Gleichzeitig wurde in enger Zusammenarbeit mit der Freiwilligen Feuerwehr eine ausreichende Löschwasserversorgung aufgebaut, ein zweites C-Rohr in die dritte Ebene verlegt, wo ein weiterer Atemschutztrupp in Bereitschaft gebracht wurde.

Das Feuer in der Trocknungsanlage konnte schnell unter Kontrolle gebracht werden. Die Kontrolle und teilweise Demontage der Förderkanäle und die Kontrolle der verschiedenen Silos hingegen war sehr zeitaufwendig, dass „ Brand aus“ erst gegen 17:45 Uhr gegeben werden konnte. Abschließend wurde von Feuerwehr und Betreiber mit der Wärmebildkamera nochmal alle betroffenen Bereiche kontrolliert und die Einsatzstelle gegen 18:00 Uhr an den Betreiber übergeben.

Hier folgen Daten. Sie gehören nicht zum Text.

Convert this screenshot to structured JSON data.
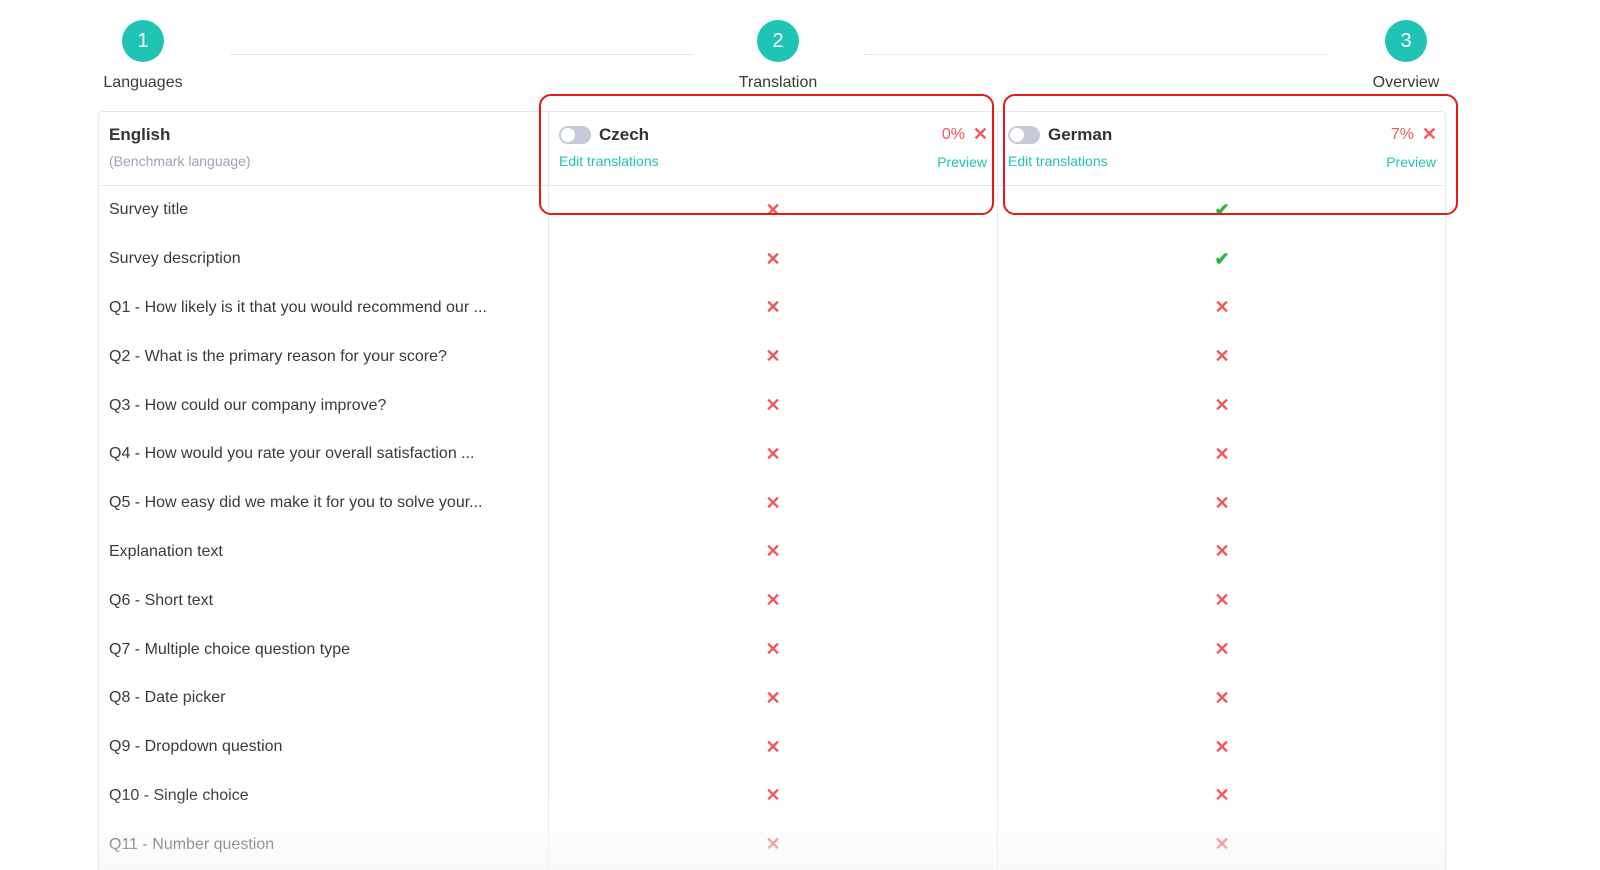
{
  "stepper": {
    "steps": [
      {
        "number": "1",
        "label": "Languages"
      },
      {
        "number": "2",
        "label": "Translation"
      },
      {
        "number": "3",
        "label": "Overview"
      }
    ]
  },
  "benchmark": {
    "name": "English",
    "subtitle": "(Benchmark language)"
  },
  "languages": [
    {
      "name": "Czech",
      "percent": "0%",
      "remove_icon": "close-icon",
      "edit_label": "Edit translations",
      "preview_label": "Preview",
      "enabled": false
    },
    {
      "name": "German",
      "percent": "7%",
      "remove_icon": "close-icon",
      "edit_label": "Edit translations",
      "preview_label": "Preview",
      "enabled": false
    }
  ],
  "status_glyphs": {
    "missing": "✕",
    "done": "✔"
  },
  "colors": {
    "accent": "#1fc4b4",
    "error": "#f0595b",
    "success": "#22b83a",
    "highlight": "#e81818"
  },
  "rows": [
    {
      "label": "Survey title",
      "czech": "missing",
      "german": "done"
    },
    {
      "label": "Survey description",
      "czech": "missing",
      "german": "done"
    },
    {
      "label": "Q1 - How likely is it that you would recommend our ...",
      "czech": "missing",
      "german": "missing"
    },
    {
      "label": "Q2 - What is the primary reason for your score?",
      "czech": "missing",
      "german": "missing"
    },
    {
      "label": "Q3 - How could our company improve?",
      "czech": "missing",
      "german": "missing"
    },
    {
      "label": "Q4 - How would you rate your overall satisfaction ...",
      "czech": "missing",
      "german": "missing"
    },
    {
      "label": "Q5 - How easy did we make it for you to solve your...",
      "czech": "missing",
      "german": "missing"
    },
    {
      "label": "Explanation text",
      "czech": "missing",
      "german": "missing"
    },
    {
      "label": "Q6 - Short text",
      "czech": "missing",
      "german": "missing"
    },
    {
      "label": "Q7 - Multiple choice question type",
      "czech": "missing",
      "german": "missing"
    },
    {
      "label": "Q8 - Date picker",
      "czech": "missing",
      "german": "missing"
    },
    {
      "label": "Q9 - Dropdown question",
      "czech": "missing",
      "german": "missing"
    },
    {
      "label": "Q10 - Single choice",
      "czech": "missing",
      "german": "missing"
    },
    {
      "label": "Q11 - Number question",
      "czech": "missing",
      "german": "missing"
    }
  ]
}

Zwei Mitarbeiter des Unternehmens, die das Feuer entdeckt hatten und trotz der Rauchentwicklung erste Löschversuche unternommen haben wurden vom Rettungsdienst versorgt und zu weiteren Untersuchungen in ein Krankenhaus gebracht.
Der Einsatz war wegen den hohen Temperaturen für alle Beteiligten eine große körperliche Belastung. Da aber frühzeitig für ausreichend Getränke gesorgt wurde und die Einsatzkräfte rechtzeitig abgelöst werden konnten, verlief der Einsatz diesbezüglich reibungslos.